No, there is no simple way to handle memory management.  But the code isn't all 
that difficult to understand.
I wrote a little OO library in C++ that managed memory for a linker, and it was 
quite manageable. It contained a linked list of pointers into consecutive 
intervals of memory -- that is, the pointers in the list were of increasing 
value, and each record contained the number of bytes in that interval.  Then if 
I needed an interval of memory, I would search through the available intervals 
and find a best fit. And when I freed memory, I would insert the freed interval 
back into the list, and if it was adjacent to the free interval before it or 
after it, I would merge them into one big interval.
Searching the fragments sounds like it would be time consuming, but it is a 
relatively brief operation that doesn't get invoked that often.
Let me know if you have a question.
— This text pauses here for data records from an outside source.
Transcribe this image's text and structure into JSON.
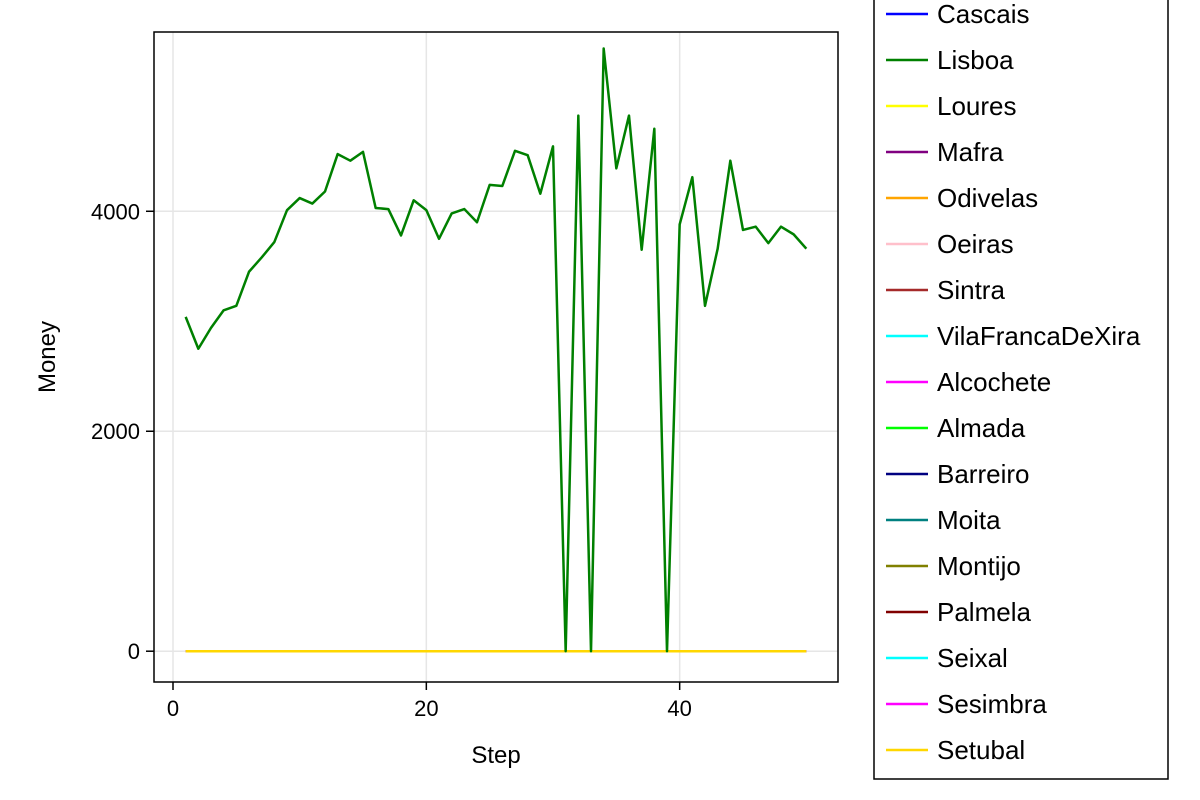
{
  "chart_data": {
    "type": "line",
    "xlabel": "Step",
    "ylabel": "Money",
    "xlim": [
      -1.5,
      52.5
    ],
    "ylim": [
      -280,
      5630
    ],
    "xticks": [
      0,
      20,
      40
    ],
    "yticks": [
      0,
      2000,
      4000
    ],
    "grid": true,
    "legend_position": "right-outside",
    "x": [
      1,
      2,
      3,
      4,
      5,
      6,
      7,
      8,
      9,
      10,
      11,
      12,
      13,
      14,
      15,
      16,
      17,
      18,
      19,
      20,
      21,
      22,
      23,
      24,
      25,
      26,
      27,
      28,
      29,
      30,
      31,
      32,
      33,
      34,
      35,
      36,
      37,
      38,
      39,
      40,
      41,
      42,
      43,
      44,
      45,
      46,
      47,
      48,
      49,
      50
    ],
    "series": [
      {
        "name": "Cascais",
        "color": "#0000ff",
        "values": [
          0,
          0,
          0,
          0,
          0,
          0,
          0,
          0,
          0,
          0,
          0,
          0,
          0,
          0,
          0,
          0,
          0,
          0,
          0,
          0,
          0,
          0,
          0,
          0,
          0,
          0,
          0,
          0,
          0,
          0,
          0,
          0,
          0,
          0,
          0,
          0,
          0,
          0,
          0,
          0,
          0,
          0,
          0,
          0,
          0,
          0,
          0,
          0,
          0,
          0
        ]
      },
      {
        "name": "Lisboa",
        "color": "#008000",
        "values": [
          3040,
          2750,
          2940,
          3100,
          3140,
          3450,
          3580,
          3720,
          4010,
          4120,
          4070,
          4180,
          4520,
          4460,
          4540,
          4030,
          4020,
          3780,
          4100,
          4010,
          3750,
          3980,
          4020,
          3900,
          4240,
          4230,
          4550,
          4510,
          4160,
          4590,
          0,
          4870,
          0,
          5480,
          4390,
          4870,
          3650,
          4750,
          0,
          3880,
          4310,
          3140,
          3660,
          4460,
          3830,
          3860,
          3710,
          3860,
          3790,
          3660
        ]
      },
      {
        "name": "Loures",
        "color": "#ffff00",
        "values": [
          0,
          0,
          0,
          0,
          0,
          0,
          0,
          0,
          0,
          0,
          0,
          0,
          0,
          0,
          0,
          0,
          0,
          0,
          0,
          0,
          0,
          0,
          0,
          0,
          0,
          0,
          0,
          0,
          0,
          0,
          0,
          0,
          0,
          0,
          0,
          0,
          0,
          0,
          0,
          0,
          0,
          0,
          0,
          0,
          0,
          0,
          0,
          0,
          0,
          0
        ]
      },
      {
        "name": "Mafra",
        "color": "#800080",
        "values": [
          0,
          0,
          0,
          0,
          0,
          0,
          0,
          0,
          0,
          0,
          0,
          0,
          0,
          0,
          0,
          0,
          0,
          0,
          0,
          0,
          0,
          0,
          0,
          0,
          0,
          0,
          0,
          0,
          0,
          0,
          0,
          0,
          0,
          0,
          0,
          0,
          0,
          0,
          0,
          0,
          0,
          0,
          0,
          0,
          0,
          0,
          0,
          0,
          0,
          0
        ]
      },
      {
        "name": "Odivelas",
        "color": "#ffa500",
        "values": [
          0,
          0,
          0,
          0,
          0,
          0,
          0,
          0,
          0,
          0,
          0,
          0,
          0,
          0,
          0,
          0,
          0,
          0,
          0,
          0,
          0,
          0,
          0,
          0,
          0,
          0,
          0,
          0,
          0,
          0,
          0,
          0,
          0,
          0,
          0,
          0,
          0,
          0,
          0,
          0,
          0,
          0,
          0,
          0,
          0,
          0,
          0,
          0,
          0,
          0
        ]
      },
      {
        "name": "Oeiras",
        "color": "#ffc0cb",
        "values": [
          0,
          0,
          0,
          0,
          0,
          0,
          0,
          0,
          0,
          0,
          0,
          0,
          0,
          0,
          0,
          0,
          0,
          0,
          0,
          0,
          0,
          0,
          0,
          0,
          0,
          0,
          0,
          0,
          0,
          0,
          0,
          0,
          0,
          0,
          0,
          0,
          0,
          0,
          0,
          0,
          0,
          0,
          0,
          0,
          0,
          0,
          0,
          0,
          0,
          0
        ]
      },
      {
        "name": "Sintra",
        "color": "#a52a2a",
        "values": [
          0,
          0,
          0,
          0,
          0,
          0,
          0,
          0,
          0,
          0,
          0,
          0,
          0,
          0,
          0,
          0,
          0,
          0,
          0,
          0,
          0,
          0,
          0,
          0,
          0,
          0,
          0,
          0,
          0,
          0,
          0,
          0,
          0,
          0,
          0,
          0,
          0,
          0,
          0,
          0,
          0,
          0,
          0,
          0,
          0,
          0,
          0,
          0,
          0,
          0
        ]
      },
      {
        "name": "VilaFrancaDeXira",
        "color": "#00ffff",
        "values": [
          0,
          0,
          0,
          0,
          0,
          0,
          0,
          0,
          0,
          0,
          0,
          0,
          0,
          0,
          0,
          0,
          0,
          0,
          0,
          0,
          0,
          0,
          0,
          0,
          0,
          0,
          0,
          0,
          0,
          0,
          0,
          0,
          0,
          0,
          0,
          0,
          0,
          0,
          0,
          0,
          0,
          0,
          0,
          0,
          0,
          0,
          0,
          0,
          0,
          0
        ]
      },
      {
        "name": "Alcochete",
        "color": "#ff00ff",
        "values": [
          0,
          0,
          0,
          0,
          0,
          0,
          0,
          0,
          0,
          0,
          0,
          0,
          0,
          0,
          0,
          0,
          0,
          0,
          0,
          0,
          0,
          0,
          0,
          0,
          0,
          0,
          0,
          0,
          0,
          0,
          0,
          0,
          0,
          0,
          0,
          0,
          0,
          0,
          0,
          0,
          0,
          0,
          0,
          0,
          0,
          0,
          0,
          0,
          0,
          0
        ]
      },
      {
        "name": "Almada",
        "color": "#00ff00",
        "values": [
          0,
          0,
          0,
          0,
          0,
          0,
          0,
          0,
          0,
          0,
          0,
          0,
          0,
          0,
          0,
          0,
          0,
          0,
          0,
          0,
          0,
          0,
          0,
          0,
          0,
          0,
          0,
          0,
          0,
          0,
          0,
          0,
          0,
          0,
          0,
          0,
          0,
          0,
          0,
          0,
          0,
          0,
          0,
          0,
          0,
          0,
          0,
          0,
          0,
          0
        ]
      },
      {
        "name": "Barreiro",
        "color": "#000080",
        "values": [
          0,
          0,
          0,
          0,
          0,
          0,
          0,
          0,
          0,
          0,
          0,
          0,
          0,
          0,
          0,
          0,
          0,
          0,
          0,
          0,
          0,
          0,
          0,
          0,
          0,
          0,
          0,
          0,
          0,
          0,
          0,
          0,
          0,
          0,
          0,
          0,
          0,
          0,
          0,
          0,
          0,
          0,
          0,
          0,
          0,
          0,
          0,
          0,
          0,
          0
        ]
      },
      {
        "name": "Moita",
        "color": "#008080",
        "values": [
          0,
          0,
          0,
          0,
          0,
          0,
          0,
          0,
          0,
          0,
          0,
          0,
          0,
          0,
          0,
          0,
          0,
          0,
          0,
          0,
          0,
          0,
          0,
          0,
          0,
          0,
          0,
          0,
          0,
          0,
          0,
          0,
          0,
          0,
          0,
          0,
          0,
          0,
          0,
          0,
          0,
          0,
          0,
          0,
          0,
          0,
          0,
          0,
          0,
          0
        ]
      },
      {
        "name": "Montijo",
        "color": "#808000",
        "values": [
          0,
          0,
          0,
          0,
          0,
          0,
          0,
          0,
          0,
          0,
          0,
          0,
          0,
          0,
          0,
          0,
          0,
          0,
          0,
          0,
          0,
          0,
          0,
          0,
          0,
          0,
          0,
          0,
          0,
          0,
          0,
          0,
          0,
          0,
          0,
          0,
          0,
          0,
          0,
          0,
          0,
          0,
          0,
          0,
          0,
          0,
          0,
          0,
          0,
          0
        ]
      },
      {
        "name": "Palmela",
        "color": "#800000",
        "values": [
          0,
          0,
          0,
          0,
          0,
          0,
          0,
          0,
          0,
          0,
          0,
          0,
          0,
          0,
          0,
          0,
          0,
          0,
          0,
          0,
          0,
          0,
          0,
          0,
          0,
          0,
          0,
          0,
          0,
          0,
          0,
          0,
          0,
          0,
          0,
          0,
          0,
          0,
          0,
          0,
          0,
          0,
          0,
          0,
          0,
          0,
          0,
          0,
          0,
          0
        ]
      },
      {
        "name": "Seixal",
        "color": "#00ffff",
        "values": [
          0,
          0,
          0,
          0,
          0,
          0,
          0,
          0,
          0,
          0,
          0,
          0,
          0,
          0,
          0,
          0,
          0,
          0,
          0,
          0,
          0,
          0,
          0,
          0,
          0,
          0,
          0,
          0,
          0,
          0,
          0,
          0,
          0,
          0,
          0,
          0,
          0,
          0,
          0,
          0,
          0,
          0,
          0,
          0,
          0,
          0,
          0,
          0,
          0,
          0
        ]
      },
      {
        "name": "Sesimbra",
        "color": "#ff00ff",
        "values": [
          0,
          0,
          0,
          0,
          0,
          0,
          0,
          0,
          0,
          0,
          0,
          0,
          0,
          0,
          0,
          0,
          0,
          0,
          0,
          0,
          0,
          0,
          0,
          0,
          0,
          0,
          0,
          0,
          0,
          0,
          0,
          0,
          0,
          0,
          0,
          0,
          0,
          0,
          0,
          0,
          0,
          0,
          0,
          0,
          0,
          0,
          0,
          0,
          0,
          0
        ]
      },
      {
        "name": "Setubal",
        "color": "#ffd700",
        "values": [
          0,
          0,
          0,
          0,
          0,
          0,
          0,
          0,
          0,
          0,
          0,
          0,
          0,
          0,
          0,
          0,
          0,
          0,
          0,
          0,
          0,
          0,
          0,
          0,
          0,
          0,
          0,
          0,
          0,
          0,
          0,
          0,
          0,
          0,
          0,
          0,
          0,
          0,
          0,
          0,
          0,
          0,
          0,
          0,
          0,
          0,
          0,
          0,
          0,
          0
        ]
      }
    ]
  }
}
I don't have the code for that old linker, 
but writing it or a better one yourself would be a good exercise.
Happy hacking.
--le


  ----- Original Message ----- 
  From: Tyler Littlefield 
  To: programmingblind@xxxxxxxxxxxxx 
  Sent: Sunday, April 12, 2009 10:29 AM
  Subject: [program-l] memory management


  Hello list,
  I'm working on building a kernel from scratch (just for something to do, I'm 
learning quite a lot out of it), and have a question.
  I was thinking about how I'm going to implament the MM (memory manager).
  I had an idea of making blocks of memory available, putting a used or unused 
flag on them for now. each block would be of set size, and I could have a 
lookup table of sorts.
  My other idea was to make them all hold pointers to the next block of data.
  Now, I'm seeing issues with both problems.
  If I keep a list of reserved memory, and add a structure to the end of the 
list when a new chunk of memory is requested, that works great. But then we 
have the issue of memory getting destroyed in the middle.
  If someone requests a 1KB block and someone else requests 512 and then frees 
it, I can delete that and mark that memory as unused; my issue is this.
  Eventually my memory is going to be split up enough that it will require I 
"compact" it to fill in those gaps, which would break any code referencing that 
memory.
  Is there an easier way to do this?


  Thanks,
  Tyler Littlefield
  Web: tysdomain.com
  email: tyler@xxxxxxxxxxxxx
  My programs don't have bugs, they're called randomly added features.